The IHC4 assay incorporates a semiquantitative assessment of ER, PR, HER2, and ki67 expression using IHC with clinicopathologic factors into a multivariate model for predicting risk of distant metastasis. As originally described, it uses FFPE samples, can theoretically be performed locally, and is a potentially cost-effective method of improving prognostication of early-stage breast cancer with a validated recurrence risk signature. However, its accuracy may be difficult to reproduce in clinical practice given the interobserver variability in IHC assessment, especially with regard to ki67.

The NexCourse IHC4 assay (Genoptix, Carlsbad, CA) purports to minimize this potential variability through use of its internally developed Automated Quantitative Analysis (AQUA) technology for quantification of ER, progesterone receptor, and ki67 expression, although HER2 expression continues to be assessed using IHC or fluorescence in situ hybridization in their assay. In the recently published results of the OPTIMA Prelim trial, there was no significant difference between the conventional IHC4 assay and NexCourse IHC4 with regard to risk assessment for women with ER+ breast cancer. The applicability of this method to clinical practice continues to be a subject of investigation.

Nottingham Prognostic Index/NPI+

The Nottingham Prognostic Index (NPI) is a clinical tool that has been used for more than 30 years to predict prognosis after breast cancer diagnosis. Using a formula that incorporates tumor grade, tumor size, and nodal involvement, patients can be categorized into one of four groups associated with different overall survival estimates, with higher NPIs being associated with worse likelihood of survival at 5 years. More recently, a more granular method of molecular subtyping using 10 vetted biomarkers has expanded the four-tiered intrinsic subtype system, resulting in the identification of seven new breast cancer subtypes: three luminal (Luminal-A, Luminal-N, and Luminal-B), two basal (Basal p53 altered, Basal p53 normal), and two HER2+ (HER2+/ER+, HER2+/ER–).

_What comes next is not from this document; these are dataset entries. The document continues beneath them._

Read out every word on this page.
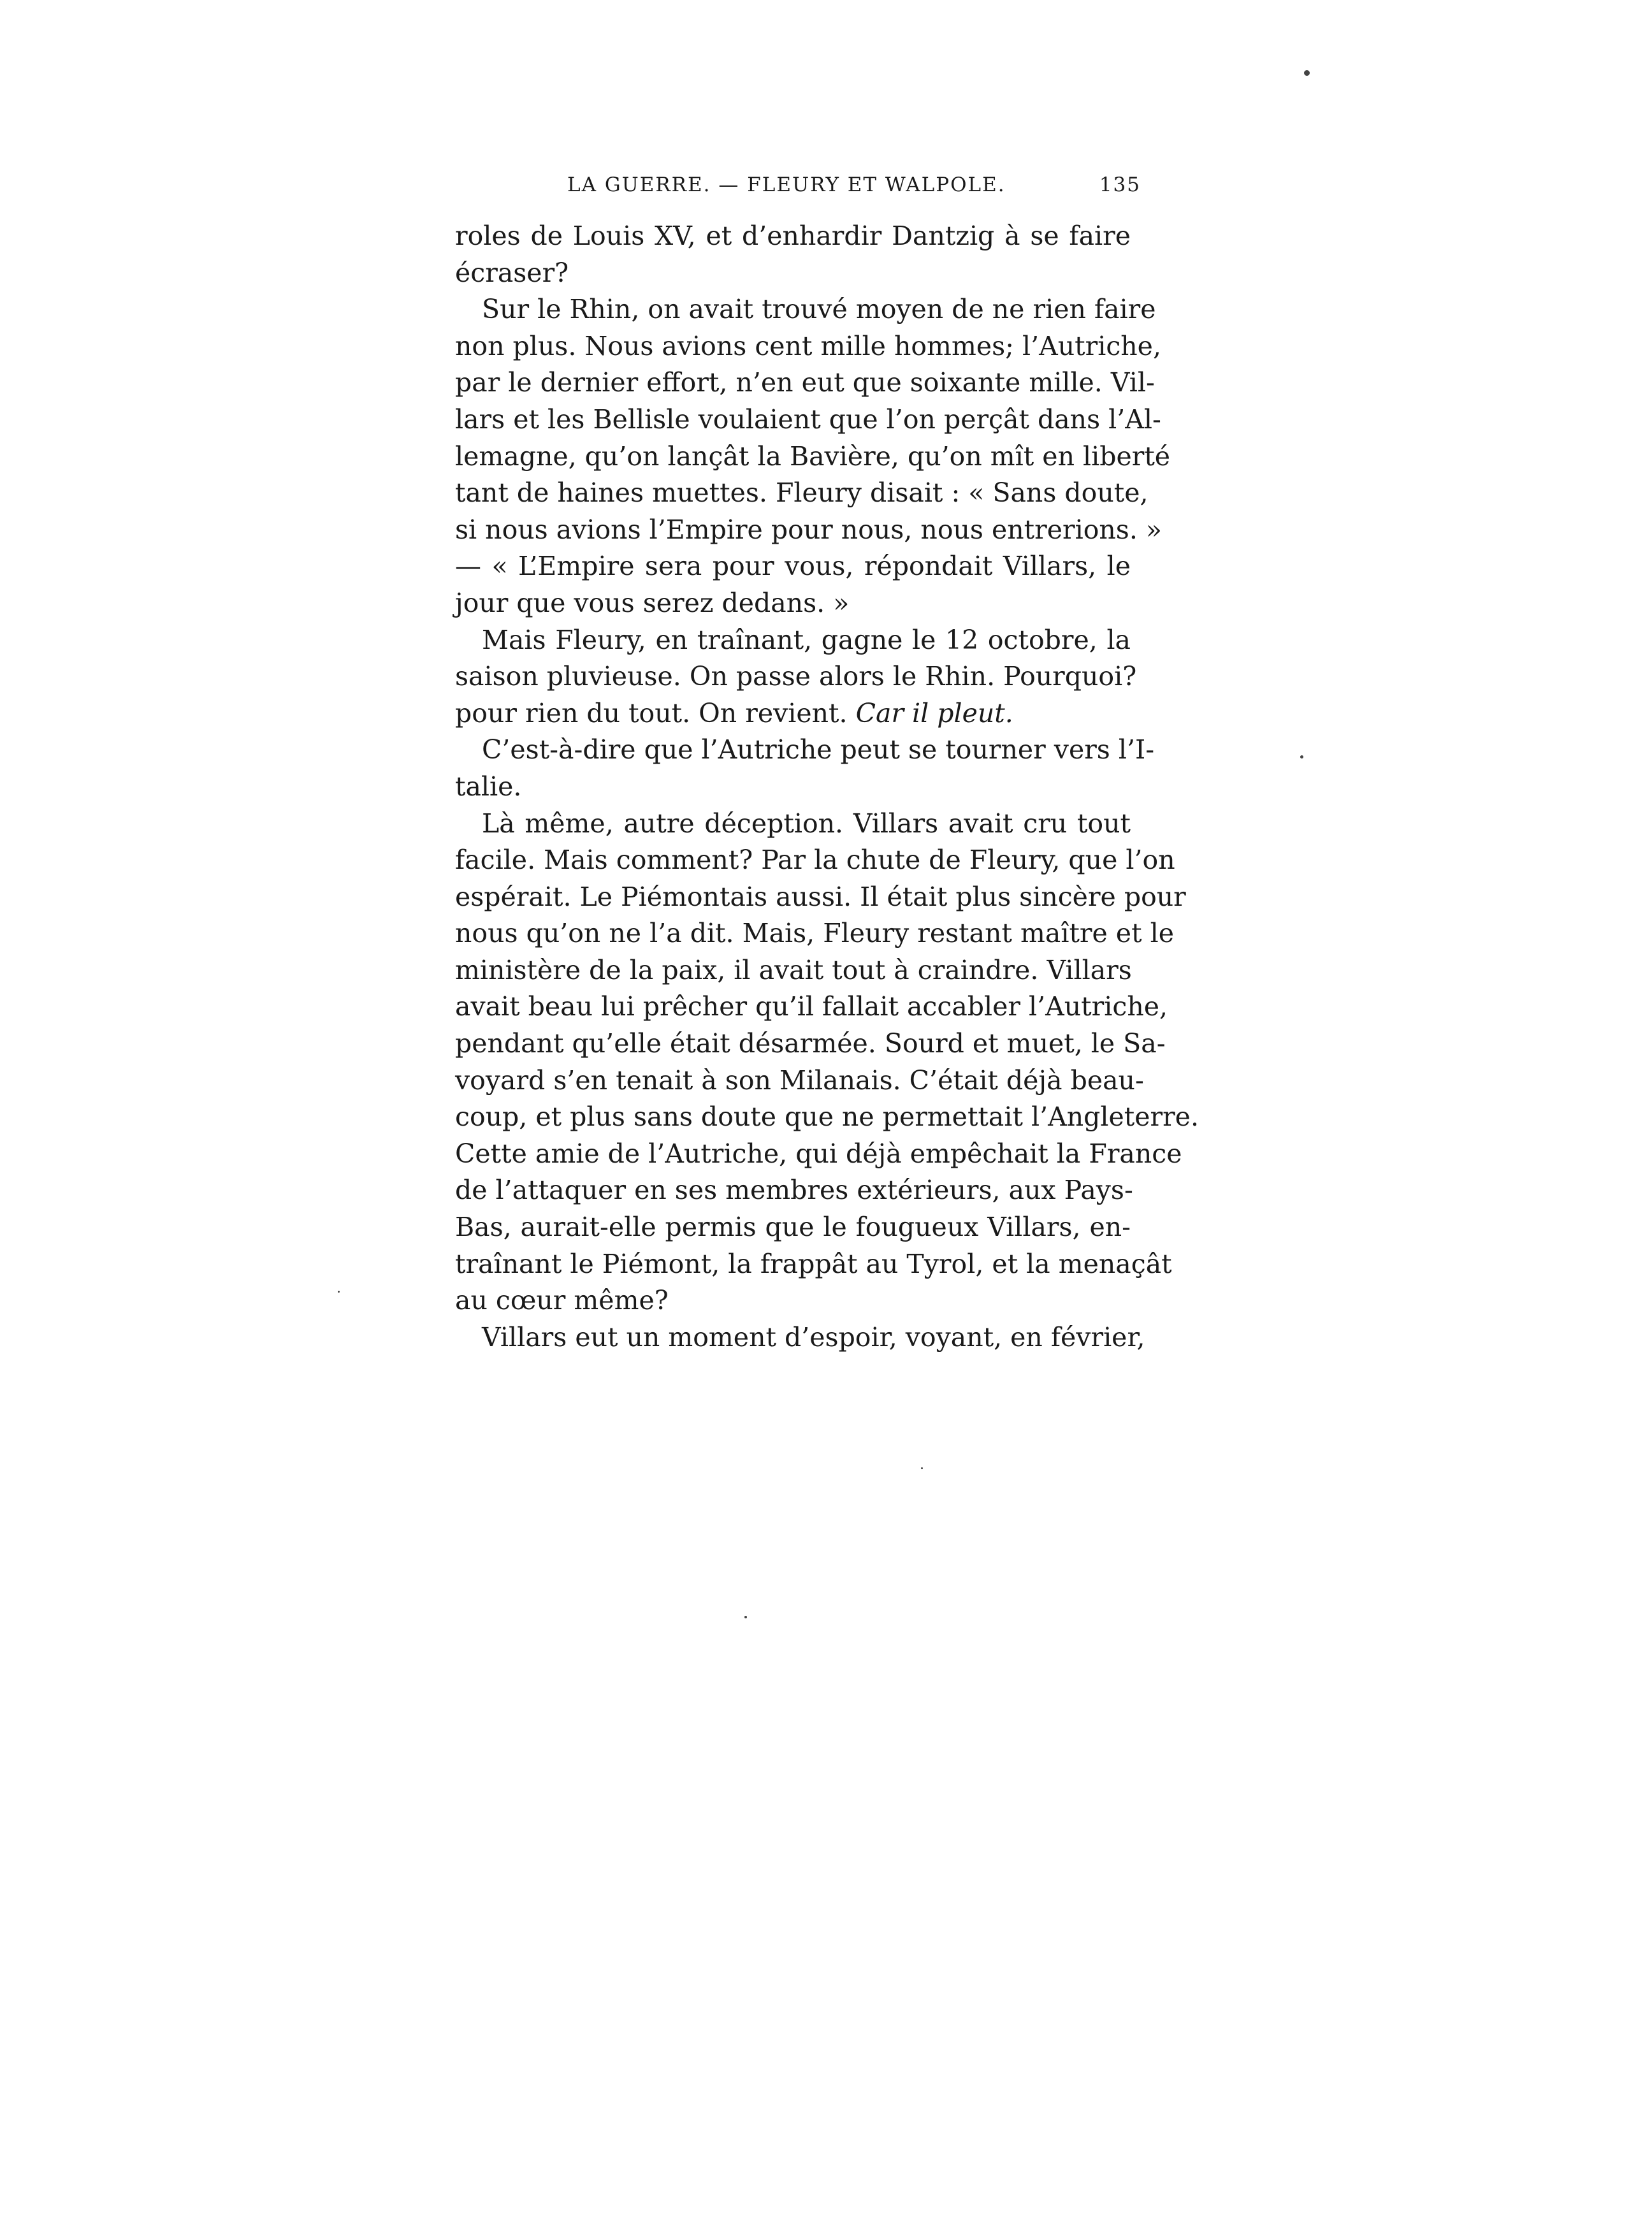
LA GUERRE. — FLEURY ET WALPOLE.	135
roles de Louis XV, et d’enhardir Dantzig à se faire
écraser?
Sur le Rhin, on avait trouvé moyen de ne rien faire
non plus. Nous avions cent mille hommes; l’Autriche,
par le dernier effort, n’en eut que soixante mille. Vil-
lars et les Bellisle voulaient que l’on perçât dans l’Al-
lemagne, qu’on lançât la Bavière, qu’on mît en liberté
tant de haines muettes. Fleury disait : « Sans doute,
si nous avions l’Empire pour nous, nous entrerions. »
— « L’Empire sera pour vous, répondait Villars, le
jour que vous serez dedans. »
Mais Fleury, en traînant, gagne le 12 octobre, la
saison pluvieuse. On passe alors le Rhin. Pourquoi?
pour rien du tout. On revient. Car il pleut.
C’est-à-dire que l’Autriche peut se tourner vers l’I-
talie.
Là même, autre déception. Villars avait cru tout
facile. Mais comment? Par la chute de Fleury, que l’on
espérait. Le Piémontais aussi. Il était plus sincère pour
nous qu’on ne l’a dit. Mais, Fleury restant maître et le
ministère de la paix, il avait tout à craindre. Villars
avait beau lui prêcher qu’il fallait accabler l’Autriche,
pendant qu’elle était désarmée. Sourd et muet, le Sa-
voyard s’en tenait à son Milanais. C’était déjà beau-
coup, et plus sans doute que ne permettait l’Angleterre.
Cette amie de l’Autriche, qui déjà empêchait la France
de l’attaquer en ses membres extérieurs, aux Pays-
Bas, aurait-elle permis que le fougueux Villars, en-
traînant le Piémont, la frappât au Tyrol, et la menaçât
au cœur même?
Villars eut un moment d’espoir, voyant, en février,
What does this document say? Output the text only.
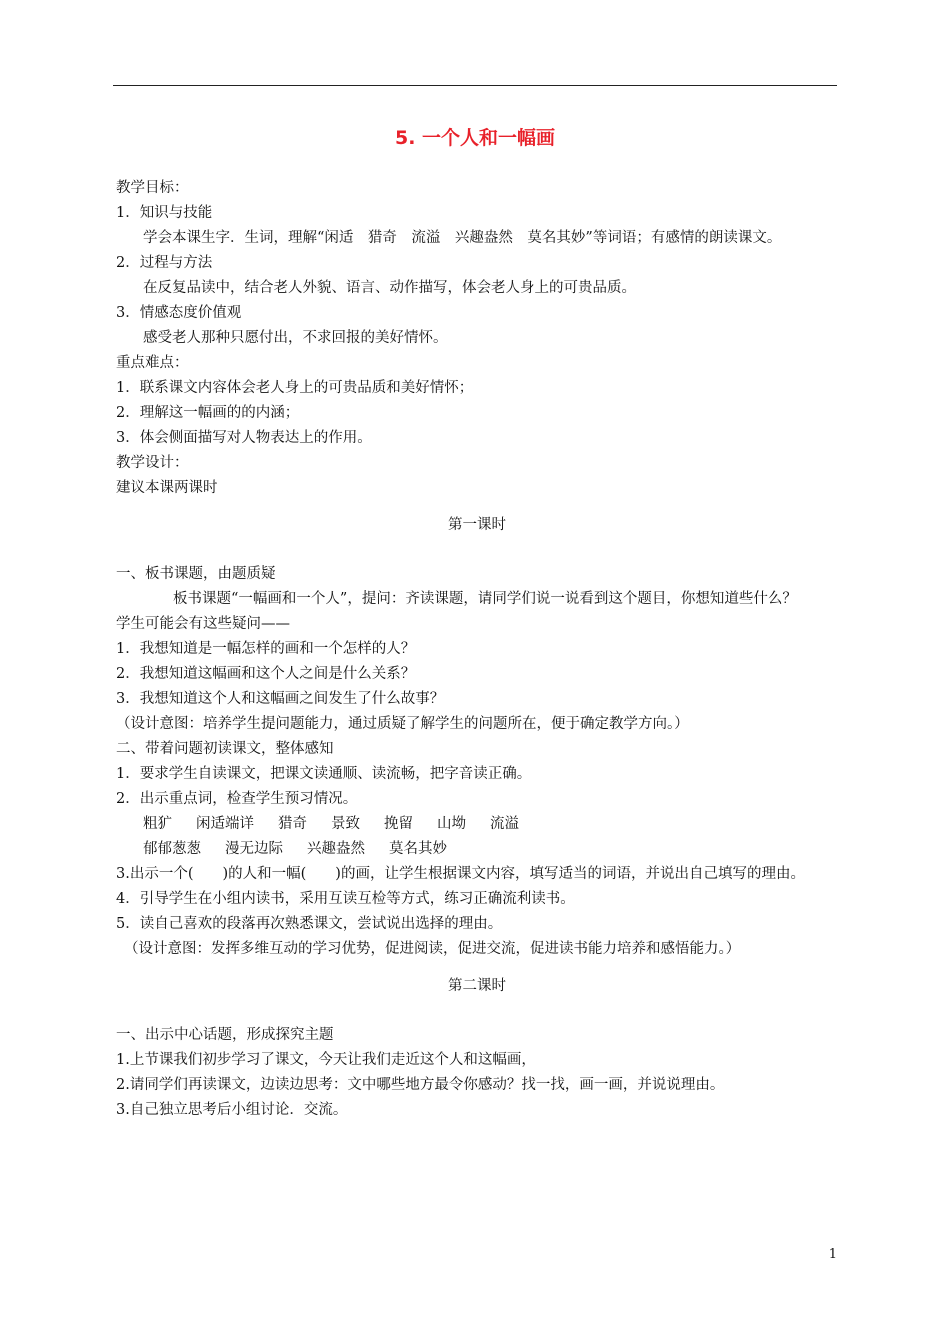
5. 一个人和一幅画
教学目标：
1．知识与技能
学会本课生字．生词，理解“闲适　猎奇　流溢　兴趣盎然　莫名其妙”等词语；有感情的朗读课文。
2．过程与方法
在反复品读中，结合老人外貌、语言、动作描写，体会老人身上的可贵品质。
3．情感态度价值观
感受老人那种只愿付出，不求回报的美好情怀。
重点难点：
1．联系课文内容体会老人身上的可贵品质和美好情怀；
2．理解这一幅画的的内涵；
3．体会侧面描写对人物表达上的作用。
教学设计：
建议本课两课时
第一课时
一、板书课题，由题质疑
板书课题“一幅画和一个人”，提问：齐读课题，请同学们说一说看到这个题目，你想知道些什么？
学生可能会有这些疑问——
1．我想知道是一幅怎样的画和一个怎样的人？
2．我想知道这幅画和这个人之间是什么关系？
3．我想知道这个人和这幅画之间发生了什么故事？
（设计意图：培养学生提问题能力，通过质疑了解学生的问题所在，便于确定教学方向。）
二、带着问题初读课文，整体感知
1．要求学生自读课文，把课文读通顺、读流畅，把字音读正确。
2．出示重点词，检查学生预习情况。
粗犷 闲适端详 猎奇 景致 挽留 山坳 流溢
郁郁葱葱 漫无边际 兴趣盎然 莫名其妙
3.出示一个(　　)的人和一幅(　　)的画，让学生根据课文内容，填写适当的词语，并说出自己填写的理由。
4．引导学生在小组内读书，采用互读互检等方式，练习正确流利读书。
5．读自己喜欢的段落再次熟悉课文，尝试说出选择的理由。
（设计意图：发挥多维互动的学习优势，促进阅读，促进交流，促进读书能力培养和感悟能力。）
第二课时
一、出示中心话题，形成探究主题
1.上节课我们初步学习了课文，今天让我们走近这个人和这幅画，
2.请同学们再读课文，边读边思考：文中哪些地方最令你感动？找一找，画一画，并说说理由。
3.自己独立思考后小组讨论．交流。
1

The NPI formula, individualized for each subgroup to only include the most significant clinicopathologic prognostic factors, was then used to further stratify these seven subgroups into prognostic groups, thereby generating a new prognosticator, NPI+ that may prove helpful in clinical decision-making.

MammaTyper

MammaTyper is an in vivo diagnostic test (BioNTech, Mainz, Germany) launched in 2015 that categorizes tumors into intrinsic subtypes through quantitative measurement of ER, PR, HER2, and ki67 using RT-PCR of mRNA from FFPE samples. It was developed to improve discrimination between luminal A and B subtypes. The accuracy of subtype classification with MammaTyper has not yet been compared with PAM50 or IHC, and it is not currently approved for use by the FDA.

BreastPRS

BreastPRS (Signal Genetics, Carlsbad, CA) is a molecular assay that uses an algorithm based on 200 genes sourced from a meta-analysis of publicly available genomic databases to stratify patients into groups at low or high risk for recurrence. It can use RNA extracted from either fresh frozen or FFPE samples and was shown to be able to reclassify patients with intermediate Oncotype Dx RS into low- and high-risk designations. It has not been validated in further studies.

BreastOncPx

The Breast Cancer Prognosis Gene Expression Assay (Breast­OncPx, LabCorp, Burlington, NC) is a 14-gene RT-PCR assay that uses FFPE samples to assign patients with ER+, LN– breast cancer a low-, moderate-, or high-risk metastasis score that represents an estimated risk of distant metastases at 10 years after diagnosis. It has not been validated in any further studies.